Il provvedimento di proroga si basa sull’asserita permanenza delle esigenze di interesse pubblico che si intendevano tutelare con la prima ordinanza. La fondatezza di tale assunto avrebbe dovuto, tuttavia, essere giustificata individuando in maniera più analitica e specifica le ragioni che – pur in presenza di un sostanziale raggiungimento degli scopi perseguiti con la prima ordinanza – hanno indotto alla proroga dell’ordinanza originaria, tra l’altro, per un periodo di tempo decisamente superiore rispetto a quello originariamente stabilito (tre mesi e mezzo, a fronte dei due mesi di durata dell’originaria ordinanza).

A tal proposito la natura contingibile e urgente degli atti impugnati con i presenti ricorsi avrebbe imposto all’Autorità pubblica di individuare e analizzare con estrema attenzione la sussistenza dei presupposti per la loro emanazione, vieppiù quando si decide di prolungarne la validità, trovandosi al cospetto di una tipologia di provvedimenti che, per loro natura, dovrebbero essere destinati ad avere una durata temporanea molto limitata, viste le condizioni richieste per la loro emanazione e le conseguenze di carattere eccezionale che determinano, anche in relazione alla forte compressione in ordine al godimento di diritti costituzionalmente tutelati (comunque tenuti presenti dal Sindaco nella fase di adozione di entrambi i provvedimenti).

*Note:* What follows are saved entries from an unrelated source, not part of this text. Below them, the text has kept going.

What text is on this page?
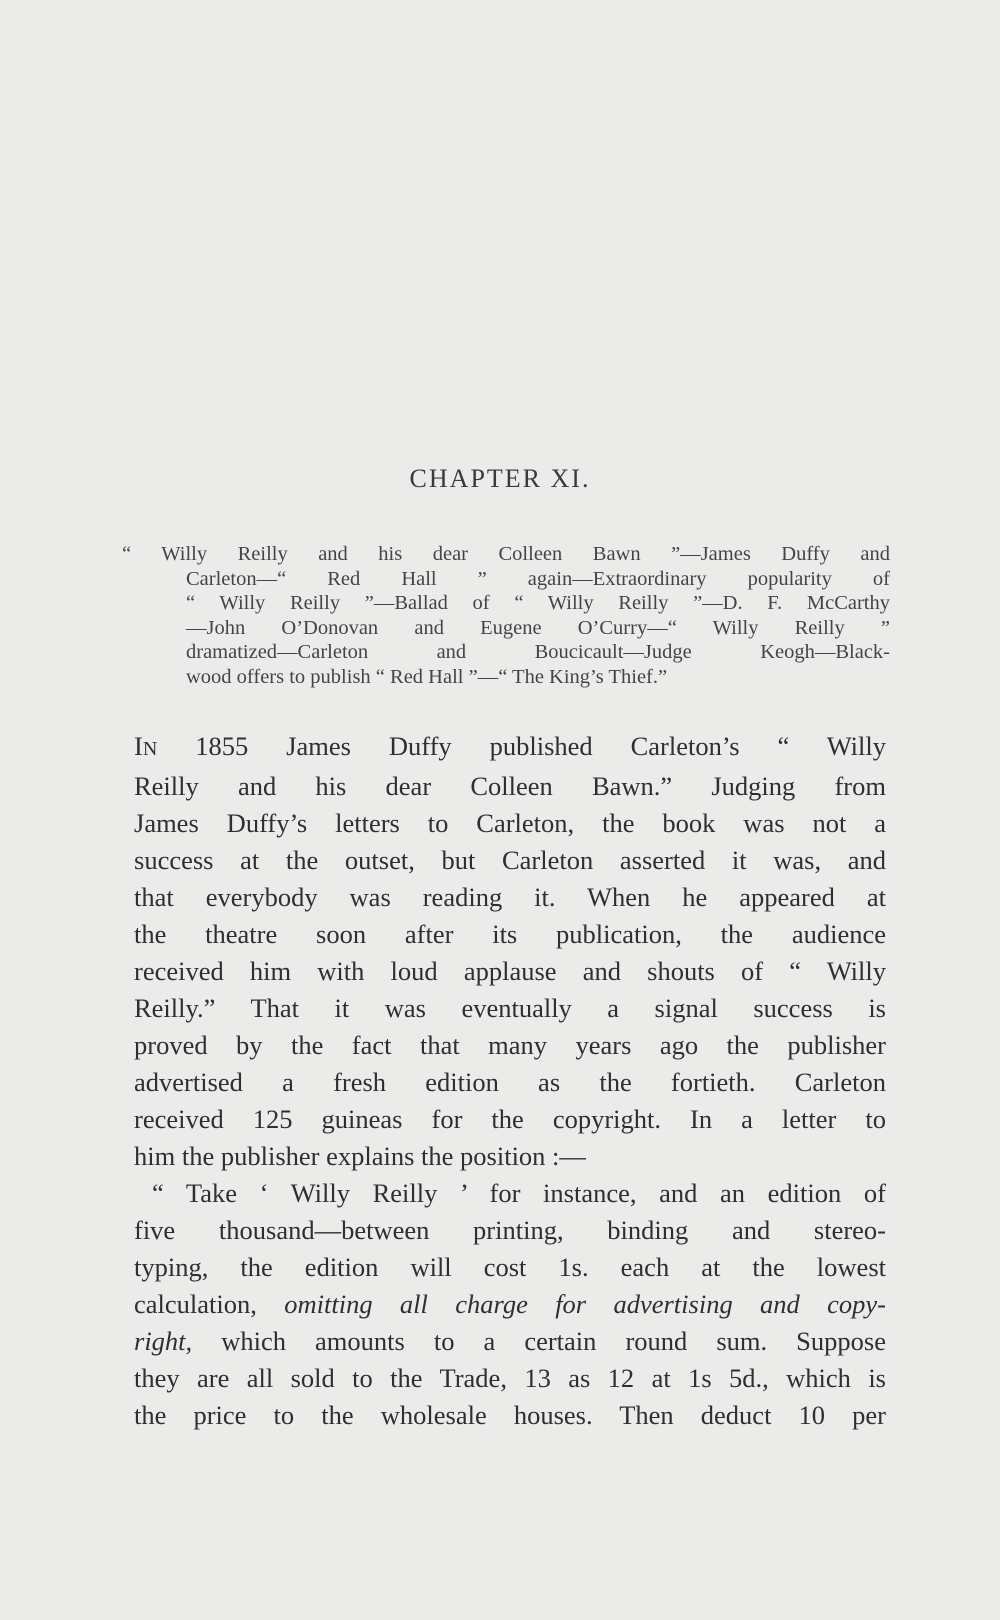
CHAPTER XI.
“ Willy Reilly and his dear Colleen Bawn ”—James Duffy and
Carleton—“ Red Hall ” again—Extraordinary popularity of
“ Willy Reilly ”—Ballad of “ Willy Reilly ”—D. F. McCarthy
—John O’Donovan and Eugene O’Curry—“ Willy Reilly ”
dramatized—Carleton and Boucicault—Judge Keogh—Black-
wood offers to publish “ Red Hall ”—“ The King’s Thief.”
IN 1855 James Duffy published Carleton’s “ Willy
Reilly and his dear Colleen Bawn.” Judging from
James Duffy’s letters to Carleton, the book was not a
success at the outset, but Carleton asserted it was, and
that everybody was reading it. When he appeared at
the theatre soon after its publication, the audience
received him with loud applause and shouts of “ Willy
Reilly.” That it was eventually a signal success is
proved by the fact that many years ago the publisher
advertised a fresh edition as the fortieth. Carleton
received 125 guineas for the copyright. In a letter to
him the publisher explains the position :—
“ Take ‘ Willy Reilly ’ for instance, and an edition of
five thousand—between printing, binding and stereo-
typing, the edition will cost 1s. each at the lowest
calculation, omitting all charge for advertising and copy-
right, which amounts to a certain round sum. Suppose
they are all sold to the Trade, 13 as 12 at 1s 5d., which is
the price to the wholesale houses. Then deduct 10 per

Difatti, anche se la "valutazione circa la permanenza di una situazione di emergenza già precedentemente accertata richiede una sforzo istruttorio e motivazionale minore, potendo il nuovo provvedimento beneficiare dell’attività istruttoria già precedentemente compiuta dall’Amministrazione" (Consiglio di Stato, VI, 28 gennaio 2011, n. 654), è comunque necessario che si chiariscano dettagliatamente le ragioni della proroga, con particolare riferimento alla sua durata e alla congruità della stessa in relazione agli obiettivi che si ritiene di perseguire, evidenziando in misura idonea il fondamento di una tale determinazione soprattutto in relazione alla positiva valutazione che l’Autorità ha espresso in ordine all’efficacia dei risultati raggiunti attraverso l’adozione del provvedimento originario.

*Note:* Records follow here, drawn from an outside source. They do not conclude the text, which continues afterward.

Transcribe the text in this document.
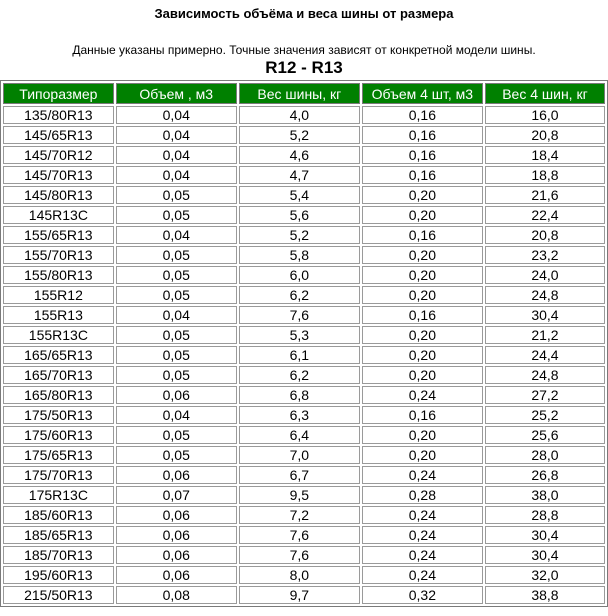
Зависимость объёма и веса шины от размера
Данные указаны примерно. Точные значения зависят от конкретной модели шины.
R12 - R13
Типоразмер	Объем , м3	Вес шины, кг	Объем 4 шт, м3	Вес 4 шин, кг
135/80R13	0,04	4,0	0,16	16,0
145/65R13	0,04	5,2	0,16	20,8
145/70R12	0,04	4,6	0,16	18,4
145/70R13	0,04	4,7	0,16	18,8
145/80R13	0,05	5,4	0,20	21,6
145R13C	0,05	5,6	0,20	22,4
155/65R13	0,04	5,2	0,16	20,8
155/70R13	0,05	5,8	0,20	23,2
155/80R13	0,05	6,0	0,20	24,0
155R12	0,05	6,2	0,20	24,8
155R13	0,04	7,6	0,16	30,4
155R13C	0,05	5,3	0,20	21,2
165/65R13	0,05	6,1	0,20	24,4
165/70R13	0,05	6,2	0,20	24,8
165/80R13	0,06	6,8	0,24	27,2
175/50R13	0,04	6,3	0,16	25,2
175/60R13	0,05	6,4	0,20	25,6
175/65R13	0,05	7,0	0,20	28,0
175/70R13	0,06	6,7	0,24	26,8
175R13C	0,07	9,5	0,28	38,0
185/60R13	0,06	7,2	0,24	28,8
185/65R13	0,06	7,6	0,24	30,4
185/70R13	0,06	7,6	0,24	30,4
195/60R13	0,06	8,0	0,24	32,0
215/50R13	0,08	9,7	0,32	38,8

Del resto, anche la giurisprudenza costituzionale è consolidata nel ritenere che le "deroghe alla normativa primaria, da parte delle autorità amministrative munite di potere di ordinanza, sono consentite solo se "temporalmente delimitate" (ex plurimis, sentenze n. 127 del 1995, n. 418 del 1992, n. 32 del 1991, n. 617 del 1987, n. 8 del 1956) e, comunque, nei limiti della "concreta situazione di fatto che si tratta di fronteggiare"" (Corte costituzionale, sentenza n. 115 del 2011).

Nel caso di specie, la proroga dell’originaria ordinanza non risulta motivata nella parte riguardante la durata della stessa – sensibilmente superiore alla prima – e sembra voler stabilizzare il regime recato dai predetti provvedimenti di carattere eccezionale, prendendo atto dei risultati soddisfacenti raggiunti con l’ordinanza n. 38/2010 dell’11 agosto 2010.

3.3. In conclusione, il ricorso per motivi aggiunti deve essere accolto e, per l’effetto, deve essere annullata l’ordinanza n. 53/2010 emanata dal Sindaco del Comune di Milano, contenente la proroga, fino al 31 gennaio 2011, dell’ordinanza n. 38/2010.

4. In ragione della parziale reciproca soccombenza, le spese possono essere compensate tra le parti.
P.Q.M.

Il Tribunale Amministrativo Regionale per la Lombardia (Sezione Quarta), definitivamente pronunciando:

– respinge il ricorso introduttivo;

– accoglie il ricorso per motivi aggiunti e, per l’effetto, annulla l’ordinanza n. 53/2010 emanata dal Sindaco del Comune di Milano, contenente la proroga, fino al 31 gennaio 2011, dell’ordinanza n. 38/2010.

Spese compensate.

Ordina che la presente sentenza sia eseguita dall’autorità amministrativa.

Testo non ufficiale. La sola stampa del bollettino ufficiale ha carattere legale.